Título: Descubramos la semilla del Reino, y hagamos el bien que tenemos que hacer.

Original en audio: 16 min. 22 seg.


Amados Hermanos:

El Evangelio está lleno de preguntas profundas, qué tal esta que ha salido en el pasaje de hoy: ¿por qué hay mala hierba? Esta es una pregunta como para romperse la cabeza uno, por que si la tierra es para todos, no alcanza para todos.

Estadísticas recientes muestran que las tres personas más ricas del mundo en este momento tiene más dinero que los ochenta países mas pobres, tres personas; algo debe de andar mal ahí.

¿Qué pasa con esta tierra a la que ensuciamos tanto, con esta naturaleza que ya parece revelarse contra el ser humano y querer como excluirlo? ¿Por qué hay mala hierba? ¿por qué hay problemas que son endémicos?

Nuestra patria sufre endémicamente de la violencia generación tras generación, un recorrido por la historia de Colombia lo lleva a esta conclusión; la violencia no es de este año ni de hace diez años.

Alguien podrá decir que no hemos podido salir de la Patria Boba. Gente que me responda por qué hay racismo en los Estados Unidos de América y que me cuenten también cuántos muertos más va a haber en la la guerra entre católicos y protestantes en Irlanda, y que me diga por qué el Islam persigue, tortura, aísla a los cristianos. ¿por que hay mala hierba? ¿Por qué la maldad en el corazón humano? Es una pregunta aguda, profunda, dolorosa.

Si nos vamos a la Iglesia, encontramos algo semejante. Se supone que la Iglesia tiene su origen en la predicación y en la santidad de Jesucristo, ¿por qué hay mala hierba en la Iglesia? ¿Por qué nosotros, que hemos sido bendecidos de tantas maneras, nosotros los sacerdotes, tantas veces decepcionamos?
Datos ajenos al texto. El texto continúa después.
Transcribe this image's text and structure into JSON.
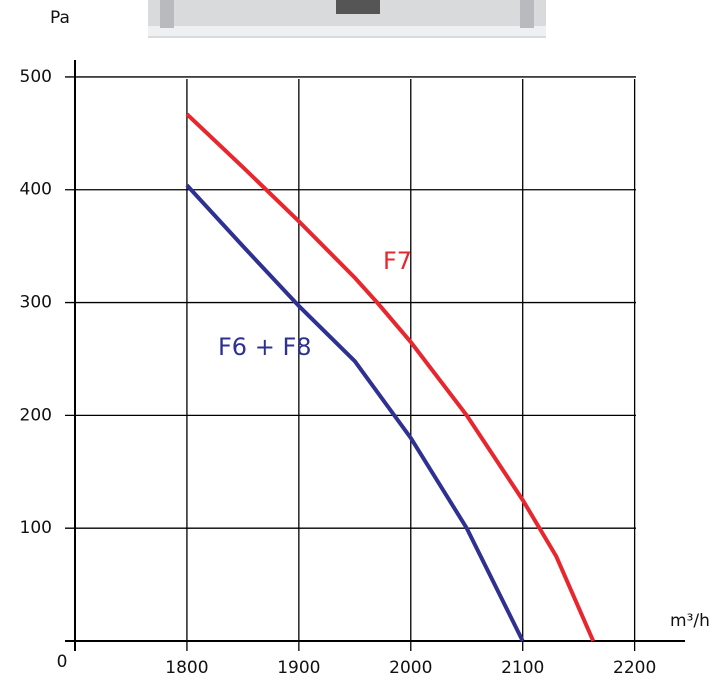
{
  "chart_data": {
    "type": "line",
    "y_label": "Pa",
    "x_label": "m³/h",
    "origin_label": "0",
    "xlim": [
      1700,
      2245
    ],
    "ylim": [
      0,
      515
    ],
    "xticks": [
      1800,
      1900,
      2000,
      2100,
      2200
    ],
    "yticks": [
      100,
      200,
      300,
      400,
      500
    ],
    "grid": true,
    "series": [
      {
        "name": "F7",
        "color": "#e8262e",
        "x": [
          1800,
          1850,
          1900,
          1950,
          1970,
          2000,
          2050,
          2100,
          2130,
          2163
        ],
        "values": [
          467,
          420,
          372,
          322,
          300,
          265,
          200,
          125,
          75,
          0
        ]
      },
      {
        "name": "F6 + F8",
        "color": "#2e3192",
        "x": [
          1800,
          1850,
          1900,
          1950,
          2000,
          2050,
          2100
        ],
        "values": [
          404,
          350,
          297,
          248,
          180,
          100,
          0
        ]
      }
    ]
  }
}
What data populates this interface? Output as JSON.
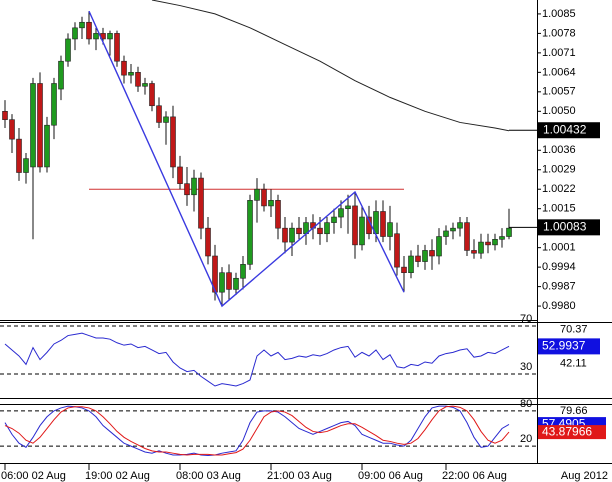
{
  "chart_data": {
    "type": "candlestick",
    "open": [
      1.005,
      1.0047,
      1.004,
      1.0028,
      1.003,
      1.006,
      1.003,
      1.0045,
      1.0058,
      1.0068,
      1.0076,
      1.008,
      1.0082,
      1.0076,
      1.0078,
      1.0076,
      1.0078,
      1.0068,
      1.0063,
      1.0064,
      1.0059,
      1.006,
      1.0052,
      1.0046,
      1.0048,
      1.003,
      1.0024,
      1.002,
      1.0026,
      1.0008,
      0.9998,
      0.9985,
      0.9992,
      0.9986,
      0.999,
      0.9995,
      1.0018,
      1.0022,
      1.0016,
      1.0018,
      1.0008,
      1.0003,
      1.0008,
      1.0006,
      1.001,
      1.0008,
      1.0006,
      1.001,
      1.0012,
      1.0015,
      1.0016,
      1.0002,
      1.0012,
      1.0006,
      1.0014,
      1.0005,
      1.0006,
      0.9994,
      0.9992,
      0.9998,
      0.9996,
      1.0,
      0.9998,
      1.0005,
      1.0007,
      1.0008,
      1.001,
      1.0,
      0.9999,
      1.0003,
      1.0002,
      1.0004,
      1.0005
    ],
    "high": [
      1.0054,
      1.0049,
      1.0044,
      1.0035,
      1.0062,
      1.0064,
      1.0048,
      1.0062,
      1.007,
      1.0078,
      1.0082,
      1.0084,
      1.0086,
      1.008,
      1.008,
      1.0079,
      1.0079,
      1.007,
      1.0067,
      1.0066,
      1.0062,
      1.0061,
      1.0055,
      1.005,
      1.0052,
      1.0034,
      1.003,
      1.0029,
      1.0028,
      1.0012,
      1.0002,
      0.9994,
      0.9995,
      0.9992,
      0.9998,
      1.002,
      1.0026,
      1.0024,
      1.0022,
      1.002,
      1.0012,
      1.001,
      1.0012,
      1.0012,
      1.0013,
      1.0012,
      1.0012,
      1.0015,
      1.0018,
      1.002,
      1.0021,
      1.0016,
      1.0016,
      1.0018,
      1.0018,
      1.0016,
      1.001,
      0.9998,
      1.0,
      1.0002,
      1.0002,
      1.0004,
      1.0008,
      1.0009,
      1.001,
      1.0012,
      1.0012,
      1.0004,
      1.0006,
      1.0006,
      1.0006,
      1.0008,
      1.0015
    ],
    "low": [
      1.0044,
      1.0035,
      1.0025,
      1.0024,
      1.0004,
      1.0028,
      1.0028,
      1.004,
      1.0054,
      1.0066,
      1.0072,
      1.0076,
      1.0074,
      1.0072,
      1.0074,
      1.007,
      1.0066,
      1.006,
      1.006,
      1.0057,
      1.0056,
      1.005,
      1.0044,
      1.0038,
      1.0026,
      1.0022,
      1.0016,
      1.0014,
      1.0004,
      0.9995,
      0.9982,
      0.998,
      0.9982,
      0.9984,
      0.9986,
      0.9993,
      1.001,
      1.0014,
      1.0012,
      1.0004,
      0.9999,
      0.9998,
      1.0004,
      1.0002,
      1.0004,
      1.0002,
      1.0003,
      1.0006,
      1.0008,
      1.0006,
      0.9997,
      1.0,
      1.0004,
      1.0003,
      1.0003,
      1.0,
      0.9991,
      0.9985,
      0.999,
      0.9994,
      0.9993,
      0.9993,
      0.9995,
      1.0002,
      1.0004,
      1.0005,
      0.9998,
      0.9997,
      0.9997,
      0.9999,
      1.0,
      1.0001,
      1.0004
    ],
    "close": [
      1.0047,
      1.004,
      1.0028,
      1.0033,
      1.006,
      1.003,
      1.0045,
      1.006,
      1.0068,
      1.0076,
      1.008,
      1.0082,
      1.0076,
      1.0078,
      1.0076,
      1.0078,
      1.0068,
      1.0063,
      1.0064,
      1.0059,
      1.006,
      1.0052,
      1.0046,
      1.0048,
      1.003,
      1.0024,
      1.002,
      1.0026,
      1.0008,
      0.9998,
      0.9985,
      0.9992,
      0.9986,
      0.999,
      0.9995,
      1.0018,
      1.0022,
      1.0016,
      1.0018,
      1.0008,
      1.0003,
      1.0008,
      1.0006,
      1.001,
      1.0008,
      1.0006,
      1.001,
      1.0012,
      1.0015,
      1.0016,
      1.0002,
      1.0012,
      1.0006,
      1.0014,
      1.0005,
      1.001,
      0.9994,
      0.9992,
      0.9998,
      0.9996,
      1.0,
      0.9998,
      1.0005,
      1.0007,
      1.0008,
      1.001,
      1.0,
      0.9999,
      1.0003,
      1.0002,
      1.0004,
      1.0005,
      1.0008
    ],
    "up_color": "#1f9a1f",
    "down_color": "#c01818",
    "ylim": [
      0.9975,
      1.009
    ],
    "yticks": [
      {
        "value": 1.0085,
        "label": "1.0085"
      },
      {
        "value": 1.0078,
        "label": "1.0078"
      },
      {
        "value": 1.0071,
        "label": "1.0071"
      },
      {
        "value": 1.0064,
        "label": "1.0064"
      },
      {
        "value": 1.0057,
        "label": "1.0057"
      },
      {
        "value": 1.005,
        "label": "1.0050"
      },
      {
        "value": 1.0036,
        "label": "1.0036"
      },
      {
        "value": 1.0029,
        "label": "1.0029"
      },
      {
        "value": 1.0022,
        "label": "1.0022"
      },
      {
        "value": 1.0015,
        "label": "1.0015"
      },
      {
        "value": 1.0001,
        "label": "1.0001"
      },
      {
        "value": 0.9994,
        "label": "0.9994"
      },
      {
        "value": 0.9987,
        "label": "0.9987"
      },
      {
        "value": 0.998,
        "label": "0.9980"
      }
    ],
    "xticks": [
      {
        "value": 0,
        "label": "06:00 02 Aug"
      },
      {
        "value": 12,
        "label": "19:00 02 Aug"
      },
      {
        "value": 25,
        "label": "08:00 03 Aug"
      },
      {
        "value": 38,
        "label": "21:00 03 Aug"
      },
      {
        "value": 51,
        "label": "09:00 06 Aug"
      },
      {
        "value": 63,
        "label": "22:00 06 Aug"
      }
    ],
    "x_corner_label": "Aug 2012",
    "moving_average": {
      "color": "#222222",
      "x": [
        21,
        25,
        30,
        35,
        40,
        45,
        50,
        55,
        60,
        65,
        70,
        72
      ],
      "values": [
        1.009,
        1.0088,
        1.0085,
        1.008,
        1.0074,
        1.0068,
        1.0061,
        1.0055,
        1.005,
        1.0046,
        1.0044,
        1.0043
      ]
    },
    "zigzag": {
      "color": "#3a3ae0",
      "x": [
        12,
        31,
        50,
        57
      ],
      "values": [
        1.0086,
        0.998,
        1.0021,
        0.9985
      ]
    },
    "level": {
      "color": "#d03030",
      "value": 1.0022,
      "x": [
        12,
        57
      ]
    },
    "price_labels": [
      {
        "value": 1.00432,
        "label": "1.00432"
      },
      {
        "value": 1.00083,
        "label": "1.00083"
      }
    ],
    "rsi": {
      "color": "#2a2ad0",
      "ylim": [
        10,
        73.3
      ],
      "levels": [
        70,
        30
      ],
      "values": [
        55,
        50,
        45,
        38,
        52,
        42,
        48,
        55,
        58,
        62,
        63,
        64,
        62,
        60,
        60,
        59,
        56,
        54,
        55,
        52,
        53,
        50,
        47,
        48,
        40,
        35,
        32,
        33,
        28,
        24,
        20,
        22,
        21,
        20,
        22,
        25,
        45,
        50,
        45,
        48,
        42,
        43,
        45,
        44,
        46,
        45,
        47,
        50,
        52,
        53,
        44,
        48,
        45,
        50,
        42,
        46,
        36,
        35,
        38,
        37,
        40,
        39,
        45,
        47,
        48,
        50,
        51,
        44,
        45,
        48,
        47,
        50,
        53
      ],
      "scale_labels": [
        {
          "value": 70.37,
          "label": "70.37"
        },
        {
          "value": 42.11,
          "label": "42.11"
        }
      ],
      "current": {
        "value": 52.9937,
        "label": "52.9937",
        "color": "#1010e0"
      }
    },
    "stochastic": {
      "ylim": [
        -7,
        90
      ],
      "levels": [
        80,
        20
      ],
      "series": [
        {
          "color": "#2a2ad0",
          "values": [
            60,
            40,
            25,
            18,
            35,
            55,
            70,
            80,
            85,
            88,
            87,
            85,
            80,
            70,
            55,
            45,
            35,
            25,
            20,
            15,
            10,
            8,
            12,
            8,
            5,
            5,
            6,
            8,
            5,
            4,
            5,
            8,
            10,
            12,
            30,
            60,
            78,
            80,
            80,
            78,
            70,
            60,
            50,
            45,
            40,
            45,
            50,
            55,
            60,
            62,
            55,
            40,
            35,
            30,
            25,
            25,
            22,
            20,
            30,
            50,
            70,
            85,
            88,
            88,
            86,
            80,
            60,
            35,
            18,
            20,
            35,
            50,
            57
          ]
        },
        {
          "color": "#e01818",
          "values": [
            55,
            50,
            42,
            30,
            25,
            35,
            50,
            65,
            78,
            85,
            87,
            87,
            85,
            80,
            70,
            58,
            45,
            35,
            28,
            22,
            16,
            12,
            10,
            10,
            8,
            6,
            5,
            6,
            6,
            6,
            5,
            5,
            7,
            9,
            15,
            30,
            50,
            70,
            78,
            80,
            78,
            72,
            62,
            52,
            45,
            43,
            45,
            50,
            55,
            58,
            58,
            52,
            45,
            38,
            30,
            28,
            25,
            23,
            25,
            33,
            48,
            65,
            80,
            87,
            88,
            86,
            80,
            65,
            45,
            30,
            25,
            30,
            44
          ]
        }
      ],
      "scale_labels": [
        {
          "value": 79.66,
          "label": "79.66"
        }
      ],
      "current": [
        {
          "value": 57.4905,
          "label": "57.4905",
          "color": "#1010e0"
        },
        {
          "value": 43.87966,
          "label": "43.87966",
          "color": "#e01818"
        }
      ]
    }
  }
}
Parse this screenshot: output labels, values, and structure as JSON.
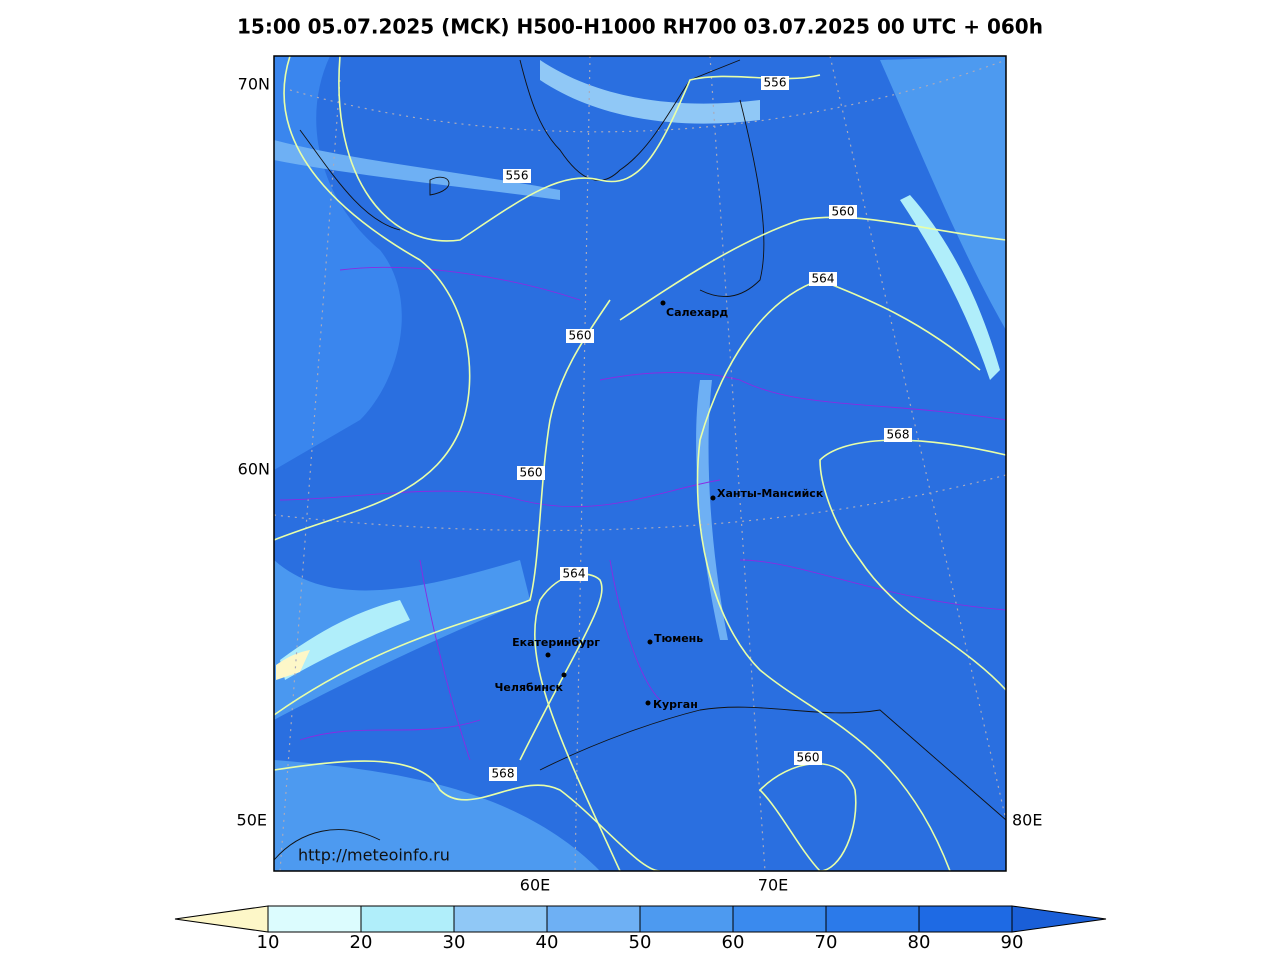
{
  "title": "15:00 05.07.2025 (MCK) H500-H1000 RH700 03.07.2025 00 UTC + 060h",
  "axis_labels": [
    "70N",
    "60N",
    "50E",
    "80E",
    "60E",
    "70E"
  ],
  "contour_labels": [
    556,
    556,
    560,
    564,
    560,
    568,
    560,
    564,
    560,
    568
  ],
  "cities": [
    "Салехард",
    "Ханты-Мансийск",
    "Тюмень",
    "Екатеринбург",
    "Челябинск",
    "Курган"
  ],
  "source": "http://meteoinfo.ru",
  "colorbar": {
    "ticks": [
      10,
      20,
      30,
      40,
      50,
      60,
      70,
      80,
      90
    ],
    "colors": [
      "#fdf7c8",
      "#dcfcfe",
      "#b0eefa",
      "#90c8f6",
      "#6eb0f4",
      "#4d9af0",
      "#3a8aee",
      "#2b7aea",
      "#1e6ae4",
      "#1a5fd8"
    ]
  }
}
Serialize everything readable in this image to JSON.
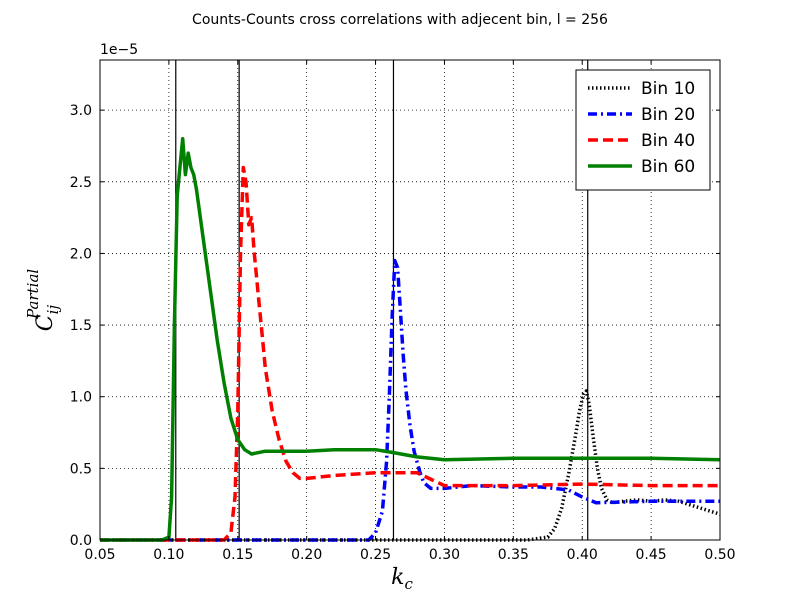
{
  "chart_data": {
    "type": "line",
    "title": "Counts-Counts cross correlations with adjecent bin, l = 256",
    "xlabel": "k",
    "xlabel_sub": "c",
    "ylabel": "C",
    "ylabel_sub": "ij",
    "ylabel_sup": "Partial",
    "y_offset_label": "1e−5",
    "xlim": [
      0.05,
      0.5
    ],
    "ylim": [
      0,
      3.35
    ],
    "x_ticks": [
      0.05,
      0.1,
      0.15,
      0.2,
      0.25,
      0.3,
      0.35,
      0.4,
      0.45,
      0.5
    ],
    "x_tick_labels": [
      "0.05",
      "0.10",
      "0.15",
      "0.20",
      "0.25",
      "0.30",
      "0.35",
      "0.40",
      "0.45",
      "0.50"
    ],
    "y_ticks": [
      0.0,
      0.5,
      1.0,
      1.5,
      2.0,
      2.5,
      3.0
    ],
    "y_tick_labels": [
      "0.0",
      "0.5",
      "1.0",
      "1.5",
      "2.0",
      "2.5",
      "3.0"
    ],
    "grid": true,
    "legend_position": "top-right",
    "vertical_lines": [
      0.105,
      0.151,
      0.263,
      0.404
    ],
    "series": [
      {
        "name": "Bin 10",
        "color": "#000000",
        "style": "dotted",
        "x": [
          0.05,
          0.1,
          0.2,
          0.3,
          0.36,
          0.375,
          0.38,
          0.385,
          0.39,
          0.395,
          0.398,
          0.401,
          0.403,
          0.405,
          0.408,
          0.411,
          0.414,
          0.418,
          0.422,
          0.43,
          0.44,
          0.45,
          0.46,
          0.47,
          0.48,
          0.49,
          0.5
        ],
        "y": [
          0,
          0,
          0,
          0,
          0,
          0.02,
          0.08,
          0.22,
          0.45,
          0.72,
          0.9,
          1.02,
          1.04,
          0.95,
          0.72,
          0.5,
          0.36,
          0.28,
          0.26,
          0.27,
          0.28,
          0.27,
          0.28,
          0.27,
          0.24,
          0.21,
          0.18
        ]
      },
      {
        "name": "Bin 20",
        "color": "#0000ff",
        "style": "dashdot",
        "x": [
          0.05,
          0.1,
          0.2,
          0.245,
          0.25,
          0.255,
          0.258,
          0.26,
          0.262,
          0.264,
          0.266,
          0.268,
          0.27,
          0.272,
          0.275,
          0.278,
          0.282,
          0.285,
          0.29,
          0.3,
          0.32,
          0.35,
          0.37,
          0.39,
          0.4,
          0.41,
          0.45,
          0.5
        ],
        "y": [
          0,
          0,
          0,
          0,
          0.05,
          0.2,
          0.55,
          1.0,
          1.55,
          1.95,
          1.9,
          1.6,
          1.3,
          1.05,
          0.8,
          0.62,
          0.48,
          0.4,
          0.36,
          0.36,
          0.38,
          0.37,
          0.37,
          0.35,
          0.3,
          0.26,
          0.27,
          0.27
        ]
      },
      {
        "name": "Bin 40",
        "color": "#ff0000",
        "style": "dashed",
        "x": [
          0.05,
          0.1,
          0.14,
          0.145,
          0.148,
          0.15,
          0.152,
          0.154,
          0.156,
          0.158,
          0.16,
          0.162,
          0.165,
          0.168,
          0.17,
          0.175,
          0.18,
          0.185,
          0.19,
          0.195,
          0.2,
          0.22,
          0.25,
          0.28,
          0.3,
          0.35,
          0.4,
          0.45,
          0.5
        ],
        "y": [
          0,
          0,
          0,
          0.05,
          0.3,
          0.9,
          2.0,
          2.6,
          2.5,
          2.2,
          2.25,
          2.0,
          1.7,
          1.4,
          1.2,
          0.9,
          0.7,
          0.55,
          0.47,
          0.43,
          0.43,
          0.45,
          0.47,
          0.47,
          0.38,
          0.38,
          0.39,
          0.38,
          0.38
        ]
      },
      {
        "name": "Bin 60",
        "color": "#008000",
        "style": "solid",
        "x": [
          0.05,
          0.095,
          0.1,
          0.102,
          0.104,
          0.106,
          0.108,
          0.11,
          0.112,
          0.114,
          0.116,
          0.118,
          0.12,
          0.125,
          0.13,
          0.135,
          0.14,
          0.145,
          0.15,
          0.155,
          0.16,
          0.17,
          0.18,
          0.2,
          0.22,
          0.25,
          0.263,
          0.28,
          0.3,
          0.35,
          0.4,
          0.45,
          0.5
        ],
        "y": [
          0,
          0,
          0.02,
          0.3,
          1.5,
          2.4,
          2.6,
          2.8,
          2.55,
          2.7,
          2.6,
          2.55,
          2.45,
          2.1,
          1.75,
          1.4,
          1.1,
          0.85,
          0.7,
          0.63,
          0.6,
          0.62,
          0.62,
          0.62,
          0.63,
          0.63,
          0.61,
          0.58,
          0.56,
          0.57,
          0.57,
          0.57,
          0.56
        ]
      }
    ]
  }
}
Cuando uno lee los documentos de la Iglesia sobre la familia cristiana se admira, qué cosa tan sensata y tan hermosa, pero cuando conoce la realidad de tantas familias con sus fríos, sus indiferencias, sus infidelidades, sus hipocresías, uno se pregunta por qué hay mala hierba, por qué en todos los caminos que recorre el ser humano va quedando ese sello de quedarnos a medio camino, de llegar sólo a la mitad, de no alcanzar el fruto.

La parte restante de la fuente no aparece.